As Armenia continues to advance a peace agenda with Azerbaijan, senior Azerbaijani officials renewed their push for the “return” of so-called “Western Azerbaijanis” to present-day Armenia on June 18, while President Ilham Aliyev again accused Armenia of occupation the same day, a day after Prime Minister Nikol Pashinyan dismissed any mass resettlement of Azerbaijanis as a fabrication, reports Zartonk Media.
The dual messaging came one day after Pashinyan, speaking in the National Assembly on June 17, called claims of any mass resettlement of Azerbaijanis “a fake, invented and fabricated topic,” underscoring the gap between Baku’s official peace-process posture and the grievance and “return” rhetoric advanced by its president and senior officials.
Speaking at the opening ceremony of the annual meeting of the Islamic Development Bank Group in Baku, Aliyev vowed that Azerbaijan “will never forget what Armenian occupiers did to its people and cities,” referring to the destruction of “65 mosques” and claiming that “Armenians kept pigs and other animals in mosques.” He asserted that Azerbaijani territories had been “under occupation for 30 years,” accused the former OSCE Minsk Group co-chairs, France, Russia, and the United States, of having failed to end it, and complained of “double standards” in that no sanctions were imposed on Armenia. Even as he revived these grievances, Aliyev said the two countries had “been living in peace for a year now.” It is Aliyev who has most prominently advanced the “Western Azerbaijan” concept, claiming that much of present-day Armenia is historically Azerbaijani land.
The third “Return to Western Azerbaijan” festival-forum opened the same day in the city of Ordubad, in Nakhichevan. It was organized by the Office of the Azerbaijani President’s Plenipotentiary Representative in the Nakhichevan Autonomous Republic, Azerbaijan’s Ministry of Science and Education, and the “Western Azerbaijan Community” organization.

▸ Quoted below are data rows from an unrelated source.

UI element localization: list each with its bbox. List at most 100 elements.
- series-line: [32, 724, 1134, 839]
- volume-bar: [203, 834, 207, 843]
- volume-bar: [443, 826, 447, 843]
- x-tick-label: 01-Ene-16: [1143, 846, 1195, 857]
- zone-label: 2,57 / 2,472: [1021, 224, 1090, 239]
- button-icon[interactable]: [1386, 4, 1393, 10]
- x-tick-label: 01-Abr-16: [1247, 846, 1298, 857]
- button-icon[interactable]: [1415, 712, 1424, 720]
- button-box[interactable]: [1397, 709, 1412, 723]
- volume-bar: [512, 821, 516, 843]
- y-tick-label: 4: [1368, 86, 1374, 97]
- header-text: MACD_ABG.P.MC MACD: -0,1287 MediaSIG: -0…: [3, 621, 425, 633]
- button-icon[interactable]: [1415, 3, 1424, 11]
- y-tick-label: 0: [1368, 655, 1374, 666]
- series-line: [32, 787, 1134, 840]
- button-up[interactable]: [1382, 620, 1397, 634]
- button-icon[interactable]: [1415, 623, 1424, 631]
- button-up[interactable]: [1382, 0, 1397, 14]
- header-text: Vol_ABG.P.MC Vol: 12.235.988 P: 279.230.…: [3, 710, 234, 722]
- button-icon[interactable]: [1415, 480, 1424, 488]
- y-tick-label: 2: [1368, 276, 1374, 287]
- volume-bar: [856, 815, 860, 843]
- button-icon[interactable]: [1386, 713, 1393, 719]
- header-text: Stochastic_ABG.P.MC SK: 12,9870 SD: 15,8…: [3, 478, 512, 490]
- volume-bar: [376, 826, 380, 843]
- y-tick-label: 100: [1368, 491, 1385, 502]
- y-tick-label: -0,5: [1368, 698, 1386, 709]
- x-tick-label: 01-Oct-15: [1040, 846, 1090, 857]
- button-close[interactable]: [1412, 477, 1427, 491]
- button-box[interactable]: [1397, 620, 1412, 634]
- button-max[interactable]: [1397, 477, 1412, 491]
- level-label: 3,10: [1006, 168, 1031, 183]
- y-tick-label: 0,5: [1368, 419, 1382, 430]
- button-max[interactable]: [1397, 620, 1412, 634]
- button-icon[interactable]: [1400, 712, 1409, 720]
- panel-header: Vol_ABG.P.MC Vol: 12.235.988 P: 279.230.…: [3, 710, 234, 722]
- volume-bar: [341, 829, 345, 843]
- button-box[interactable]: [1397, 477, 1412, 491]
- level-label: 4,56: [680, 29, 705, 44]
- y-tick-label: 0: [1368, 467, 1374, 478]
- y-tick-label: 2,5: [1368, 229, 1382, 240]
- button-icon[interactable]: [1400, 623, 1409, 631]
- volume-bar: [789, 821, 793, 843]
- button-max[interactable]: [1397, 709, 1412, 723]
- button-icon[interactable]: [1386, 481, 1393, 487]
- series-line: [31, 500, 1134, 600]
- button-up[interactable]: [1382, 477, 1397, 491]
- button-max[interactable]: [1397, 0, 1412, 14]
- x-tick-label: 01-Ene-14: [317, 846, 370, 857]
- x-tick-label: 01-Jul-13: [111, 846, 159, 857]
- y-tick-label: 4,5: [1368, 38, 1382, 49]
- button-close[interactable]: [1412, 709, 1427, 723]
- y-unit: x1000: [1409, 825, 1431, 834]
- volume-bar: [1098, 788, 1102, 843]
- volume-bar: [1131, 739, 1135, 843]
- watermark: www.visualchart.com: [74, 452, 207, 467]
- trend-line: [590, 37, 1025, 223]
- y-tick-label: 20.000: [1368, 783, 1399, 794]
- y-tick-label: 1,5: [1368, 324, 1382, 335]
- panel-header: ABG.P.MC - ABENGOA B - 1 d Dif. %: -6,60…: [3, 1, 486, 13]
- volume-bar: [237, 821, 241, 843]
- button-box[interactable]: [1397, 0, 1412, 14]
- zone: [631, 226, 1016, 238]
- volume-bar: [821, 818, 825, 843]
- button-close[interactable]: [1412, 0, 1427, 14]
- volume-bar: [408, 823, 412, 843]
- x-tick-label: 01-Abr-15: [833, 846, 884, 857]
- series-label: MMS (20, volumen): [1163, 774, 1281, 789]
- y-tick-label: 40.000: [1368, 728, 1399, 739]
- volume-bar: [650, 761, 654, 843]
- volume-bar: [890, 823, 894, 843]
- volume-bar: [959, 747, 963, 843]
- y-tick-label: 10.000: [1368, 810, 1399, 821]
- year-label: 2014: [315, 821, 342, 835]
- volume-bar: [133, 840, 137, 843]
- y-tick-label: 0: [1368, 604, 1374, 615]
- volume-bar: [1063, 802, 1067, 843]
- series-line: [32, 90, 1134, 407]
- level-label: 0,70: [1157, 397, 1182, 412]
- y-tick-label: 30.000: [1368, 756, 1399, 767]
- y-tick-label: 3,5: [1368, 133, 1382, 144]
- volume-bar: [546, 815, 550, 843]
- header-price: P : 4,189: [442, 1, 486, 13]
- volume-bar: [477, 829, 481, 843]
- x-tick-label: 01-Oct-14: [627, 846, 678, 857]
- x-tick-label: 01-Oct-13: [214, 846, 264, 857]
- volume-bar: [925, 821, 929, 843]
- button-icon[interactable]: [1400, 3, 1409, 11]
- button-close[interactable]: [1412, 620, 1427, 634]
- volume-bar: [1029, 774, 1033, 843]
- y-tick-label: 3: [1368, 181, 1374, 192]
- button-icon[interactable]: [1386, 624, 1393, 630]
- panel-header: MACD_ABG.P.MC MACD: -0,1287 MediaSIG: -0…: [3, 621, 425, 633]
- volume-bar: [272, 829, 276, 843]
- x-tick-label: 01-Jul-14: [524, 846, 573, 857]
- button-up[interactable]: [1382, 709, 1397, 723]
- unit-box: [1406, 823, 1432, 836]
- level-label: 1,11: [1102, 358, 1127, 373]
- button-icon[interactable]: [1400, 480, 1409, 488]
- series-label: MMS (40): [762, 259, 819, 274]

Speaking at the forum, Azerbaijani Parliament Deputy Speaker Ziyafat Asgarov said that “every Western Azerbaijani has the right to return to their ancestral lands.” “Return is the legitimate, historical and moral right of Western Azerbaijanis, because these lands are our ancient territories,” Asgarov said, according to Report.az. He also claimed that the “Western Azerbaijan” issue “is not a territorial claim against Armenia.”
Azerbaijan’s Minister of Science and Education Emin Amrullayev described the “Western Azerbaijan” topic as having “strategic importance.” “The return to Karabakh and Eastern Zangezur showed that historical justice, even after some time, inevitably prevails. The return of Azerbaijani citizens today is clear evidence that with purposeful and consistent efforts, any problem can be resolved,” Amrullayev said. According to the minister, the “Western Azerbaijan” issue plays a key role in shaping the national identity of Azerbaijanis.
Aziz Alakbarli, chairman of the council of the “Western Azerbaijan Community,” called on Armenia to create conditions for the safe return of “Western Azerbaijanis.” He said Nakhichevan had “also witnessed the tragedies suffered by Western Azerbaijanis,” adding that holding the event there carried special significance. He claimed that “the return of Western Azerbaijanis to their native lands corresponds to fundamental human rights and international law,” and that “the new realities that have emerged in the region demonstrate the inevitability of the return.” Alakbarli added that “Armenia must accept this reality and create conditions for the safe, dignified and peaceful return of Western Azerbaijanis.”
The “Return to Western Azerbaijan” initiative refers to Azerbaijan’s claims regarding the return of Azerbaijanis to territories in present-day Armenia, which Baku describes as “Western Azerbaijan.” Armenian authorities and experts have repeatedly rejected the terminology, viewing it as a territorial claim against Armenia.
The narrative has also surfaced inside Armenian domestic politics. During the recent parliamentary election campaign, Samvel Karapetyan’s Strong Armenia alliance and its representatives repeatedly claimed that 300,000 Azerbaijanis would come to live in Armenia if the governing Civil Contract party were re-elected, tying the claim to the “Western Azerbaijan” forums.
Responding on June 17 to a question about manipulative falsehoods spread during the campaign, Pashinyan said that “such a thing has not existed, does not exist and will not exist.” He argued that the narrative could be kept alive only through what he called the rhetoric of a “war party,” and that “the peace agenda and peace itself” had closed such issues.